【加藤伸一連載コラム】田舎育ちが幸い 遊びで磨いた!?走塁センス

2021年05月12日 11時00分

小学生時代に地元紙の取材を受けたことも

【酷道89号~山あり谷ありの野球路~(2)】故郷の鳥取県倉吉市は人口5万人ほどの小さな田舎町です。関金温泉や倉吉白壁土蔵群といった観光スポットもありますが、僕の育った昭和40年から50年代後半はこれといったレジャーもなく、遊ぶといえば野球ぐらいしかありませんでした。

 野球に興味を持つのは自然というより必然だったわけですが、決して環境が良かったわけではありません。4年生になってやっと入ることができた倉吉市立小鴨小学校の野球チームも初めてユニホームができたのは5年生になってから。最初は体操服にゼッケンを縫い付けて試合をしていたほどです。指導してくださった先生も野球に関しては素人同然でした。

 それでも僕が6年生のときに、小鴨小は市の大会で初優勝しました。参加10チームほどの小さな大会ではありますが、創部以来初の快挙だと聞きました。地元紙の日本海新聞の記者さんもいらしていて、エースだった僕は初めて取材というものを体験しました。

 特に恵まれた環境でもなかったのに野球がうまくなっていったのには理由があります。恵まれていなかったからこそ、いろいろと工夫したことも大きな要因でしょう。

 小学校低学年のころ、兄とのキャッチボールでうまく捕球できず、痛さと捕れない悔しさから泣いていたという話を前回書きましたが、悔しいからこそ「今度は捕ってやる!」「いいボールを投げたい」という気持ちも湧いてきます。捕球練習は壁当てでもできるし、ボールがなければ石を投げてコントロールを磨くこともできる。授業の合間の休み時間には廊下で「ろくむし」をして、遊びの中でランダウンプレーの感覚を身につけていきました。

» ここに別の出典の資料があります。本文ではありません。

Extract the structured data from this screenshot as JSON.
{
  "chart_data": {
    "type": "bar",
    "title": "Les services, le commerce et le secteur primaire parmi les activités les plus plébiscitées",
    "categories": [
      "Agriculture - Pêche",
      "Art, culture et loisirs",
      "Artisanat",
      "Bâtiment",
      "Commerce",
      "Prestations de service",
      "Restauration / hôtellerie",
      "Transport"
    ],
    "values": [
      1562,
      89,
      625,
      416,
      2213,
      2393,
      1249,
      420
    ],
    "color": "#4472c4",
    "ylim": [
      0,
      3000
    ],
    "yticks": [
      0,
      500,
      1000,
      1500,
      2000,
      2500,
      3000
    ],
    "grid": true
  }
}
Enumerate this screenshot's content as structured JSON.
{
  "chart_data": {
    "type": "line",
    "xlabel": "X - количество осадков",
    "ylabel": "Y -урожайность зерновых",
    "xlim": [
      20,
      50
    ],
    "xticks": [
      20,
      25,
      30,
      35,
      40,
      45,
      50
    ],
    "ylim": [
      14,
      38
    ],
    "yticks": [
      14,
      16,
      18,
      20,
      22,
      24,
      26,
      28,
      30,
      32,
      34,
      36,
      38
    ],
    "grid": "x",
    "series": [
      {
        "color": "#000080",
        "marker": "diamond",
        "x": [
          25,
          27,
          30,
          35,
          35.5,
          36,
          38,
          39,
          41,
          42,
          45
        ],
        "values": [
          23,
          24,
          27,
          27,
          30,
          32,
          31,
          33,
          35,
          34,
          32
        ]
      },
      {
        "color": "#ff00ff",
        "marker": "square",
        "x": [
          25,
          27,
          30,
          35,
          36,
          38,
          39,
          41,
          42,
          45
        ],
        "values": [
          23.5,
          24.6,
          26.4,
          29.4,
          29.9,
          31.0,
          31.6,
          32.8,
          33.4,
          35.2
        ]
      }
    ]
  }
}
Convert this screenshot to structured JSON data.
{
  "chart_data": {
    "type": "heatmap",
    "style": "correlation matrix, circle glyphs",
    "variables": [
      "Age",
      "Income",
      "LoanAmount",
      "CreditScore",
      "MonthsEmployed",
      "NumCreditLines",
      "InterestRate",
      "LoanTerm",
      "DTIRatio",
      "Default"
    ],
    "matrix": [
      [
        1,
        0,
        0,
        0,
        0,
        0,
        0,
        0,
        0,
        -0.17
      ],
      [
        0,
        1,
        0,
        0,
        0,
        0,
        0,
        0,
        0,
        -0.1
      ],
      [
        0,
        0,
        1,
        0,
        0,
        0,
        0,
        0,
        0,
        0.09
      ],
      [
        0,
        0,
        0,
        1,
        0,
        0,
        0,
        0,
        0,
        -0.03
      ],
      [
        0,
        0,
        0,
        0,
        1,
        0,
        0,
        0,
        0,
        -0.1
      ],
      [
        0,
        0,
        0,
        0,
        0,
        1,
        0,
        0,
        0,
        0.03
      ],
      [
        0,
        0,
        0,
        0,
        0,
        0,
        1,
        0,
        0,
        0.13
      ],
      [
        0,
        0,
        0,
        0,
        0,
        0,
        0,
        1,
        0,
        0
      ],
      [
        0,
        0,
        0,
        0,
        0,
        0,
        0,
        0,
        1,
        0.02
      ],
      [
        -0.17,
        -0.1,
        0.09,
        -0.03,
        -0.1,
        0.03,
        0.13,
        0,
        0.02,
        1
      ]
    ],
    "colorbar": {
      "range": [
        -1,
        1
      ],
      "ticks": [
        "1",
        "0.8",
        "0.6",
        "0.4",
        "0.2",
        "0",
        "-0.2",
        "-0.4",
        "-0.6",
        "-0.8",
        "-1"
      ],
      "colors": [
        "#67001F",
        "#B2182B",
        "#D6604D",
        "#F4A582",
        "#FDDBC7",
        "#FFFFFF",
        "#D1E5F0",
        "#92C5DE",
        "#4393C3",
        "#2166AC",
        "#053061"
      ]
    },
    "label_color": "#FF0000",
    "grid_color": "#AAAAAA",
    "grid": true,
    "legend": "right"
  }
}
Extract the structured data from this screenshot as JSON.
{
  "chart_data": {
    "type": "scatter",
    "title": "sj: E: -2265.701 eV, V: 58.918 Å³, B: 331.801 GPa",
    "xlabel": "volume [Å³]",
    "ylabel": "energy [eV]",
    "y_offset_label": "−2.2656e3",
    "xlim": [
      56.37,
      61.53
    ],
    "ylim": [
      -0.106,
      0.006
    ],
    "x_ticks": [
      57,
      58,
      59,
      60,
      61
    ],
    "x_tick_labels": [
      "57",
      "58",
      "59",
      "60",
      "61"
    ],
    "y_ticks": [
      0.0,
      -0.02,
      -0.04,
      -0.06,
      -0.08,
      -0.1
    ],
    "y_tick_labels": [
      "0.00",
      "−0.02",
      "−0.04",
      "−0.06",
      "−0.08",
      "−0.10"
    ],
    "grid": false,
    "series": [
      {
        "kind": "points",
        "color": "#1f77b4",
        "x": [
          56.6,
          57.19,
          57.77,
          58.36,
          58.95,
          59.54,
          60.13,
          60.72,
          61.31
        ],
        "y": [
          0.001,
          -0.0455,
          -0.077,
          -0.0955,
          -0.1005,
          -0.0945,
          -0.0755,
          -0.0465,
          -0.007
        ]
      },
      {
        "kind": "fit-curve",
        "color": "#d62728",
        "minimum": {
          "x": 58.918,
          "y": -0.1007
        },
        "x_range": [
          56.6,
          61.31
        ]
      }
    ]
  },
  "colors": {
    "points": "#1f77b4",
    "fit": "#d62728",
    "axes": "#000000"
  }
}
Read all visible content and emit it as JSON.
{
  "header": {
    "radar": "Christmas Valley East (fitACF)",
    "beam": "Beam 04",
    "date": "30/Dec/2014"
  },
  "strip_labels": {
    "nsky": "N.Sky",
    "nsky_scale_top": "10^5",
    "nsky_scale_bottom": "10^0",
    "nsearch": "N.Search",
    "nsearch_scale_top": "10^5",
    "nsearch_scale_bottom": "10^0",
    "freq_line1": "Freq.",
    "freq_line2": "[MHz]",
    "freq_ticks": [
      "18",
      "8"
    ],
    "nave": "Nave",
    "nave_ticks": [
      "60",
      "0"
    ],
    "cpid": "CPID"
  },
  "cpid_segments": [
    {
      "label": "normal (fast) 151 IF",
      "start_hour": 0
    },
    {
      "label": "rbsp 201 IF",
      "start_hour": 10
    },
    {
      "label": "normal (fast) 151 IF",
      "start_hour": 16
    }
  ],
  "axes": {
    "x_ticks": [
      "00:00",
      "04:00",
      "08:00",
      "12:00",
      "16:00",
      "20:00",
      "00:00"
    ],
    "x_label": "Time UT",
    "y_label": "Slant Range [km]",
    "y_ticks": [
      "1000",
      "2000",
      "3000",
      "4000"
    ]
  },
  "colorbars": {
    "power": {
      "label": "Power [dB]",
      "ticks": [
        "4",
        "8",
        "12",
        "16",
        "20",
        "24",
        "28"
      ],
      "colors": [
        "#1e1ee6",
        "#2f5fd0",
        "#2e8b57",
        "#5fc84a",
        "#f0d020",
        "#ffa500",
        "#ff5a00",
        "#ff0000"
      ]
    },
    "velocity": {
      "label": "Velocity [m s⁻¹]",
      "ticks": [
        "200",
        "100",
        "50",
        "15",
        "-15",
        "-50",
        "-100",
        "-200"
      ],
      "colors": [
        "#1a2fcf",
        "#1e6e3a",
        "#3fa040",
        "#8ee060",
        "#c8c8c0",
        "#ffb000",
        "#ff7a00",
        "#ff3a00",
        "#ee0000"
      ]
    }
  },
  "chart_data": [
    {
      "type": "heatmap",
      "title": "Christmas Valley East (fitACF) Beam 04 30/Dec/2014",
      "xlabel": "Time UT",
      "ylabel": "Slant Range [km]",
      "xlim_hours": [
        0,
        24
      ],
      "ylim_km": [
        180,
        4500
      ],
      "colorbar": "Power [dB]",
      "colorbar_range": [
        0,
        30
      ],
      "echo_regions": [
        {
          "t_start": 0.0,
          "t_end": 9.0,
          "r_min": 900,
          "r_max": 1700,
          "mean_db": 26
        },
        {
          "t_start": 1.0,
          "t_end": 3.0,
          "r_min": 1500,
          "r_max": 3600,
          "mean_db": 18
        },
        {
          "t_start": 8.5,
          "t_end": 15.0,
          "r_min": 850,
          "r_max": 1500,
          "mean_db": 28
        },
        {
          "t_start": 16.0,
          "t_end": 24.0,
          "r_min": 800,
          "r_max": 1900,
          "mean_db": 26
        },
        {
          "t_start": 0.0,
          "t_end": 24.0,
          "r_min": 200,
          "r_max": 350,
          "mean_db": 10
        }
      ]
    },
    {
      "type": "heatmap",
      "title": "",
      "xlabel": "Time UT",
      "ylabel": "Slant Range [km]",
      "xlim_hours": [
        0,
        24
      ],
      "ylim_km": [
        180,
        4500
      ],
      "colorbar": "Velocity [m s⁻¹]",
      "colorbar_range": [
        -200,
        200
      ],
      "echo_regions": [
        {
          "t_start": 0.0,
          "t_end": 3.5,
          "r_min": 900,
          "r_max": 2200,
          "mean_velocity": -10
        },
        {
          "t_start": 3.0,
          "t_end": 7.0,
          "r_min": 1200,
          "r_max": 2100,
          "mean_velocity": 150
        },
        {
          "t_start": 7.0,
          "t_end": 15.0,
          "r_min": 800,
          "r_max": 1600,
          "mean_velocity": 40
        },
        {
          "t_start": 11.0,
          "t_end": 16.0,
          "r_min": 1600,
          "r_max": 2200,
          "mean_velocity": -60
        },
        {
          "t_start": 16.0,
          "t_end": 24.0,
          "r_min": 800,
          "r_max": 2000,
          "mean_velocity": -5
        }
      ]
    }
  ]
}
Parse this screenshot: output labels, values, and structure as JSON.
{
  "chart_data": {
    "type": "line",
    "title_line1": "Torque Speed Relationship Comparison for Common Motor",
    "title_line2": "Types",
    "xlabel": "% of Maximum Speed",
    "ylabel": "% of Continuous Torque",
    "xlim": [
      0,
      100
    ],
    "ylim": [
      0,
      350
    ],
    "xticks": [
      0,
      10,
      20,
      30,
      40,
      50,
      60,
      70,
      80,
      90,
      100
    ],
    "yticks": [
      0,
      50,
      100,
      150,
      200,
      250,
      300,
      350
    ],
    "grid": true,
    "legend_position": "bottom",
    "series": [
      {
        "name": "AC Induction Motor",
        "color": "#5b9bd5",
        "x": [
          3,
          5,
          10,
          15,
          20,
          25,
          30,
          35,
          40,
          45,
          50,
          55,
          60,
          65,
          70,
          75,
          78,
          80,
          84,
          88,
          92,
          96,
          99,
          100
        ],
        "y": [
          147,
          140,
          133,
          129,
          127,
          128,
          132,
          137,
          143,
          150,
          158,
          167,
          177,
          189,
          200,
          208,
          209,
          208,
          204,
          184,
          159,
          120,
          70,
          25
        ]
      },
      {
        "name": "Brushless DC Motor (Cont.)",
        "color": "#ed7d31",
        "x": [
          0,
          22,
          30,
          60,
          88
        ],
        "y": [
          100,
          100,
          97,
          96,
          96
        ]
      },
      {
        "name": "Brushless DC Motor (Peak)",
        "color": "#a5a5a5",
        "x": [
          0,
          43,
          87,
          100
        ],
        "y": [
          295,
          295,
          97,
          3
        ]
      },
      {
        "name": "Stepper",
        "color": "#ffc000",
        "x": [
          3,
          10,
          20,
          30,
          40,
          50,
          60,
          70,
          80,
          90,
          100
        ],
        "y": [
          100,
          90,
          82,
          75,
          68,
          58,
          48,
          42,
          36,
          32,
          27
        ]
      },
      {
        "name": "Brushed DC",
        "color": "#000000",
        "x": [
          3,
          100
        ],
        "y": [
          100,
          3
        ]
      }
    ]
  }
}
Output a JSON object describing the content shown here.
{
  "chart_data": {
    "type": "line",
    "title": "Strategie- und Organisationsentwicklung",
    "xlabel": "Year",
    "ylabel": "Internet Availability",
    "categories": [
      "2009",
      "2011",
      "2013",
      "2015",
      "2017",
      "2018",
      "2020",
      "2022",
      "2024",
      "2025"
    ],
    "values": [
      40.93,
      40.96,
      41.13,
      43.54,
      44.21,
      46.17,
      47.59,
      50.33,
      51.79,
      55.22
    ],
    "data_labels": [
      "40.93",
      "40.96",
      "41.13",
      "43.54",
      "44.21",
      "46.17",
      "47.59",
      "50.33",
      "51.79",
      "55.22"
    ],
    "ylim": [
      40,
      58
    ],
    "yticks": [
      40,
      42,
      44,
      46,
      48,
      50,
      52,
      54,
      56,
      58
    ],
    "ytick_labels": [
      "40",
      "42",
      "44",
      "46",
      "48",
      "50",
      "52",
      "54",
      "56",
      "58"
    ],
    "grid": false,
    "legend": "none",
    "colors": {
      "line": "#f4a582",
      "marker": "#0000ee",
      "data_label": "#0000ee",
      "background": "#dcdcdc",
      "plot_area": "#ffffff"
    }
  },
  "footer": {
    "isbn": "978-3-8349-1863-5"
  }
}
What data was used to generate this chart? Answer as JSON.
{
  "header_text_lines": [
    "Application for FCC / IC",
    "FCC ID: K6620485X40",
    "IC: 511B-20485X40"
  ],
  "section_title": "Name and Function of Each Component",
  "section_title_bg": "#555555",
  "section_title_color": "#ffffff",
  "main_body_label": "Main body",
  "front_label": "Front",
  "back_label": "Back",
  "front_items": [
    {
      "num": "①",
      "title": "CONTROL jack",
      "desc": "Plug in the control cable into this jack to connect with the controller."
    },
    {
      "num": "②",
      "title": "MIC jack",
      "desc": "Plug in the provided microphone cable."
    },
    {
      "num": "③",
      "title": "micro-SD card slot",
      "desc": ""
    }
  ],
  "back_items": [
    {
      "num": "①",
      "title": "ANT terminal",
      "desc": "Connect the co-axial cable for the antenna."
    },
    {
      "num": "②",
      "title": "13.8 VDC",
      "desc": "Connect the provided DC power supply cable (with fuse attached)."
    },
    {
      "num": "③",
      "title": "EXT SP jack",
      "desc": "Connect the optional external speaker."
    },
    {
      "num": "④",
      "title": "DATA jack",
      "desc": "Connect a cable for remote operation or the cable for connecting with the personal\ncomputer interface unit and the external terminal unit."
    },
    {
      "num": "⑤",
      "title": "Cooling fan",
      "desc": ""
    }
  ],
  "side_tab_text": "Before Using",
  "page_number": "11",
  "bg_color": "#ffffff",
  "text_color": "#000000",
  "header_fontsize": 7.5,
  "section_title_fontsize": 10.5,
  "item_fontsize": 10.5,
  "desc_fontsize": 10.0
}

 ちなみに「ろくむし」って分かりますか? 野球のベースに見立てた目印を10メートルぐらいの距離で2つ置き、守備側2人にタッチされたり、ボールをぶつけられないまま6往復できたら攻撃側の勝ち…という遊びです。最近では廊下でボールを投げたり走ったりなど許されないのでしょうが、こうした遊びの中でこそ、走者をどう追い詰めるかやボールから目を離さないことの大切さを学んだり、走塁センスが磨かれたりするのです。ワックスがけした後の廊下などはスライディング練習にも最適でした。

 ボールの握り方やカーブの投げ方、正しいバットスイングに守備の基本などは小学館入門百科シリーズの「野球入門 基礎編」「守備編」を繰り返し読んで学びました。確か表紙は現ソフトバンク球団会長の王貞治さんだったと思います。

 野球に限ったことではありませんが、大事なのは「勝ちたい」「うまくなりたい」という気持ちがあるかどうか。倉吉市は冬になると数十センチ単位で雪が積もるため、外で野球ができません。しかし、雪の中を走り回ることでバランス感覚が身についたり、下半身が強化され、雪合戦で制球力をつけることもできる。僕の場合、プロ野球選手を目指す上で田舎育ちだったことが良かったのかもしれません。

 ☆かとう・しんいち 1965年7月19日生まれ。鳥取県出身。不祥事の絶えなかった倉吉北高から84年にドラフト1位で南海入団。1年目に先発と救援で5勝し、2年目は9勝で球宴出場も。ダイエー初年度の89年に自己最多12勝。ヒジや肩の故障に悩まされ、95年オフに戦力外となり広島移籍。96年は9勝でカムバック賞。8勝した98年オフに若返りのチーム方針で2度目の自由契約に。99年からオリックスでプレーし、2001年オフにFAで近鉄へ。04年限りで現役引退。ソフトバンクの一、二軍投手コーチやフロント業務を経て現在は社会人・九州三菱自動車で投手コーチ。本紙評論家。通算成績は350試合で92勝106敗12セーブ。